Слишком спокойный голос мамы почему-то совсем не успокаивает меня. Я разочарованно наблюдаю за тем, как мама застёгивает себе сапоги (меня-то она разула, но обувать обратно не собирается) и принимается за ряд пуговиц на своей коричневой шубе.
– Мама… Мама! – я пугаюсь и тяну к ней руки, понимая, что мама сейчас уйдет. Надолго. Может быть – навсегда.
– Мы скоро приедем тебя проведать. Подожди до среды, – говорит мне радостным голосом мама. На лице у неё – заметное облегчение. Да и такого радостного голоса у неё не было почти никогда.
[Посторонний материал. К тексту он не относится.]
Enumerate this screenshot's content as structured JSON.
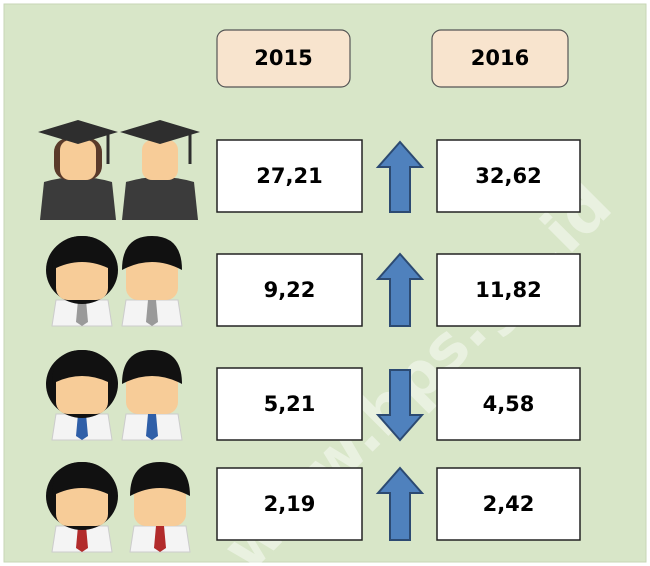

– Мама… Мама!!! – в отчаянии я хватаюсь за полу её шубы, и пытаюсь изо всех своих детских сил удержать её хоть на минуту.
Мама грубовато вырывает у меня из рук полу своей шубы, которую ей было никак не застегнуть. По её нахмурившемуся лицу я понимаю, что она сердится.
– Оставайся! – заявляет она, и поворачивается к двери.
Я сержусь на неё – почему она меня не услышала?! – и снова хватаю за полу шубы.
– Отстань! Отстать! – скороговоркой бросает мне мама через плечо, и рвётся наружу.
От ужаса своего положения и того, что мама совершенно не прислушивается к моим мольбам, я начинаю реветь в голос, надеясь, что так она меня лучше услышит и, может быть, наконец-то поймёт, что я пытаюсь ей этим сказать:
– Ма-ма, я не хочу, чтобы ты уезжа-ла!!!
– Уеду, уеду! Уже опаздываю и так! – такой же скороговоркой бормочет моя мать себе под нос. Говорит она это не мне, а себе, отвечая не на мои не расслышанные ею по смыслу слова, а на свой внутренний диалог.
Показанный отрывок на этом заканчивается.